25 G, entretien avec un baroudeur

D’abord il y a ce physique. Imposant, colossal. Des tatouages qui parsèment « des avant-bras de déménageur breton », pour paraphraser Seth Gueko, l’un de ses proches, un crâne parfaitement lustré et une carrure de centaure. A l’écran, 25 G est patibulaire : des clips rentre-dedans, entre déambulations en Harley-Davidson, décorum gitan et une certaine idée de la ruralité mise en scène à travers des portraits de gueule cassées abîmées par la vie.
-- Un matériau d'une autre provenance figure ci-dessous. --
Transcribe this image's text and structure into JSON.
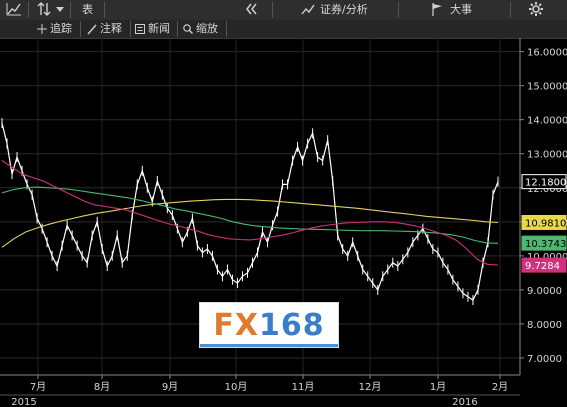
{
  "toolbar": {
    "row1": {
      "chart_type_icon": "line-chart-icon",
      "compare_icon": "up-down-arrows-icon",
      "dropdown_icon": "chevron-down-icon",
      "table_label": "表",
      "collapse_icon": "double-left-arrow-icon",
      "securities_label": "证券/分析",
      "events_label": "大事",
      "settings_icon": "gear-icon"
    },
    "row2": {
      "track_label": "追踪",
      "annotate_label": "注释",
      "news_label": "新闻",
      "zoom_label": "缩放"
    }
  },
  "chart_data": {
    "type": "line",
    "x_labels": [
      "7月",
      "8月",
      "9月",
      "10月",
      "11月",
      "12月",
      "1月",
      "2月"
    ],
    "year_labels": [
      "2015",
      "2016"
    ],
    "y_ticks": [
      "16.0000",
      "15.0000",
      "14.0000",
      "13.0000",
      "12.0000",
      "11.0000",
      "10.0000",
      "9.0000",
      "8.0000",
      "7.0000"
    ],
    "ylim": [
      6.5,
      16.4
    ],
    "series": [
      {
        "name": "",
        "color": "#ffffff",
        "values": [
          13.9,
          13.3,
          12.4,
          12.9,
          12.5,
          12.1,
          11.8,
          11.1,
          10.8,
          10.4,
          10.0,
          9.7,
          10.3,
          10.9,
          10.6,
          10.3,
          10.0,
          9.8,
          10.6,
          11.0,
          10.2,
          9.7,
          10.0,
          10.6,
          9.8,
          10.0,
          11.2,
          12.1,
          12.5,
          12.0,
          11.6,
          12.2,
          11.8,
          11.4,
          11.2,
          10.8,
          10.4,
          10.7,
          11.1,
          10.3,
          10.1,
          10.2,
          10.0,
          9.6,
          9.4,
          9.6,
          9.3,
          9.2,
          9.4,
          9.5,
          9.8,
          10.1,
          10.7,
          10.4,
          10.9,
          11.3,
          12.1,
          12.1,
          12.8,
          13.2,
          12.8,
          13.3,
          13.6,
          12.9,
          12.8,
          13.4,
          12.2,
          10.6,
          10.2,
          10.0,
          10.4,
          10.0,
          9.6,
          9.4,
          9.2,
          9.0,
          9.4,
          9.6,
          9.8,
          9.7,
          9.9,
          10.1,
          10.4,
          10.6,
          10.8,
          10.5,
          10.2,
          10.1,
          9.8,
          9.6,
          9.3,
          9.1,
          8.9,
          8.8,
          8.7,
          9.0,
          9.8,
          10.4,
          11.8,
          12.18
        ]
      },
      {
        "name": "",
        "color": "#e0d060",
        "values": [
          10.25,
          10.5,
          10.7,
          10.82,
          10.93,
          11.02,
          11.1,
          11.18,
          11.25,
          11.3,
          11.36,
          11.42,
          11.48,
          11.52,
          11.55,
          11.58,
          11.61,
          11.63,
          11.65,
          11.66,
          11.66,
          11.65,
          11.63,
          11.61,
          11.58,
          11.55,
          11.52,
          11.49,
          11.46,
          11.43,
          11.4,
          11.36,
          11.32,
          11.28,
          11.24,
          11.2,
          11.16,
          11.13,
          11.1,
          11.07,
          11.04,
          11.0,
          10.98
        ]
      },
      {
        "name": "",
        "color": "#4db870",
        "values": [
          11.85,
          11.95,
          12.0,
          12.02,
          12.0,
          11.98,
          11.95,
          11.9,
          11.85,
          11.8,
          11.75,
          11.7,
          11.63,
          11.55,
          11.47,
          11.38,
          11.32,
          11.25,
          11.18,
          11.1,
          11.0,
          10.93,
          10.88,
          10.85,
          10.82,
          10.8,
          10.79,
          10.78,
          10.77,
          10.76,
          10.75,
          10.74,
          10.74,
          10.74,
          10.73,
          10.72,
          10.71,
          10.69,
          10.66,
          10.62,
          10.55,
          10.45,
          10.38,
          10.37
        ]
      },
      {
        "name": "",
        "color": "#d0307a",
        "values": [
          12.8,
          12.6,
          12.4,
          12.3,
          12.2,
          12.05,
          11.9,
          11.75,
          11.6,
          11.5,
          11.45,
          11.4,
          11.35,
          11.25,
          11.15,
          11.05,
          10.95,
          10.88,
          10.8,
          10.72,
          10.62,
          10.55,
          10.5,
          10.48,
          10.47,
          10.5,
          10.55,
          10.6,
          10.67,
          10.75,
          10.82,
          10.88,
          10.92,
          10.96,
          10.98,
          10.99,
          11.0,
          11.0,
          10.98,
          10.94,
          10.88,
          10.8,
          10.7,
          10.6,
          10.45,
          10.2,
          9.9,
          9.75,
          9.73
        ]
      }
    ],
    "last_values": [
      {
        "label": "12.1800",
        "value": 12.18,
        "bg": "#000000",
        "fg": "#ffffff",
        "border": "#ffffff"
      },
      {
        "label": "10.9810",
        "value": 10.981,
        "bg": "#e8d84c",
        "fg": "#000000",
        "border": "#e8d84c"
      },
      {
        "label": "10.3743",
        "value": 10.3743,
        "bg": "#4db870",
        "fg": "#000000",
        "border": "#4db870"
      },
      {
        "label": "9.7284",
        "value": 9.7284,
        "bg": "#d42f7c",
        "fg": "#ffffff",
        "border": "#d42f7c"
      }
    ],
    "grid": true
  },
  "watermark": {
    "part1": "FX",
    "part2": "168"
  }
}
Sans oublier un attrait certain pour les armes à feu, en particulier la chevrotine.

Pas de quoi adoucir l’image de brute épaisse qui colle à la peau de ce chantre du « white trash » précurseur de la culture redneck dans le rap français. Pourtant, derrière les lyrics tonitruantes lâchées au fil des productions, la voix est douce, le sourire presque enfantin. Car au fond, le rappeur estampillé Néochrome, auteur d’un album, Cabochard, est resté un grand gamin. De ceux qui ne se prennent pas au sérieux, qui aiment jouer la comédie. De ceux qui apprécient les choses simples comme un barbecue entre potes, rouler en grosse bécane ou encore proférer des grossièretés pour le simple plaisir d’observer leur auditoire s’en offusquer.